BOOK REVIEW: Don’t Stop the Carnival

BOOK REVIEW: Don’t Stop the Carnival

This is one of the two books that have affected me like Salinger’s Catcher In The Rye did Mark David Chapman, John Hinckley and “Jerry” the Mel Gibson character in Conspiracy Theory. I keep buying copies whenever I see them, no matter how many I already have.

Another thing you should know is that Don’t Stop the Carnival is one of Jimmy Buffet’s favorites—he liked it so much he tried turning it into a musical.
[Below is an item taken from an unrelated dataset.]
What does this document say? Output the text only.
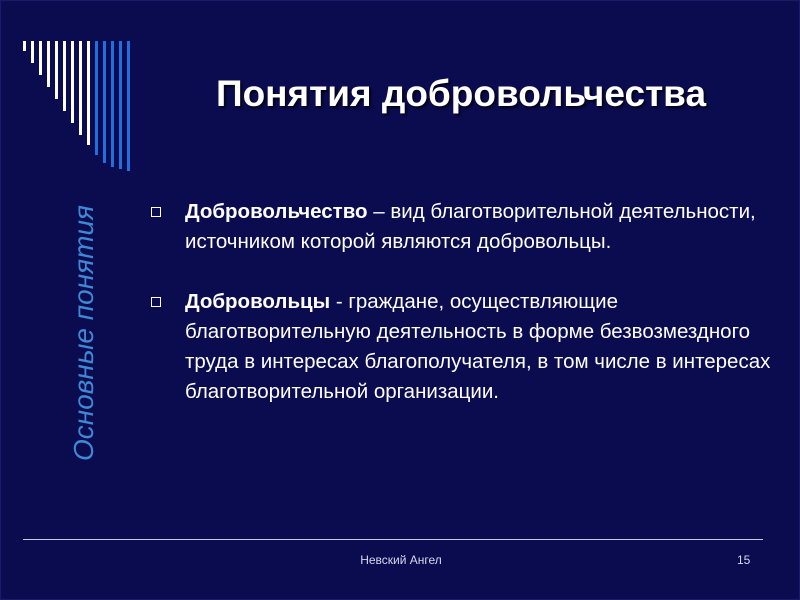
Понятия добровольчества
Основные понятия	Добровольчество – вид благотворительной деятельности, источником которой являются добровольцы.
Добровольцы - граждане, осуществляющие благотворительную деятельность в форме безвозмездного труда в интересах благополучателя, в том числе в интересах благотворительной организации.
Невский Ангел	15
No doubt he liked it for its setting—on a fictional island in the Caribbean—and its fun blend of characters as one of them, a Broadway press agent, moves down to buy and manage a tropical hotel. (In this sense, it reminds me of A Trip to the Beach, the true story of an American couple that move to Anguilla to open a restaurant.)

What would seem like a heavenly adventure becomes a hellish task as every obstacle possible—from native ways and old plumbing to complicated relationships—is thrown down like an armored gauntlet challenge.

Perhaps if Chapman and Hinckley had read Don’t Stop the Carnival instead of Catcher in the Rye, they’d be running a small bar in Key West instead of…well, you know what happened to them.

This book is said to be loosely based on Herman Wouk’s experiences in managing an actual hotel, the Royal Mail Inn, in the early 1960s in St. Thomas, U.S. Virgin Islands. The hotel was on Hassel Island, located in Charlotte Amalie Harbour.

A “must have” in your Books For The Beach And Boat collection.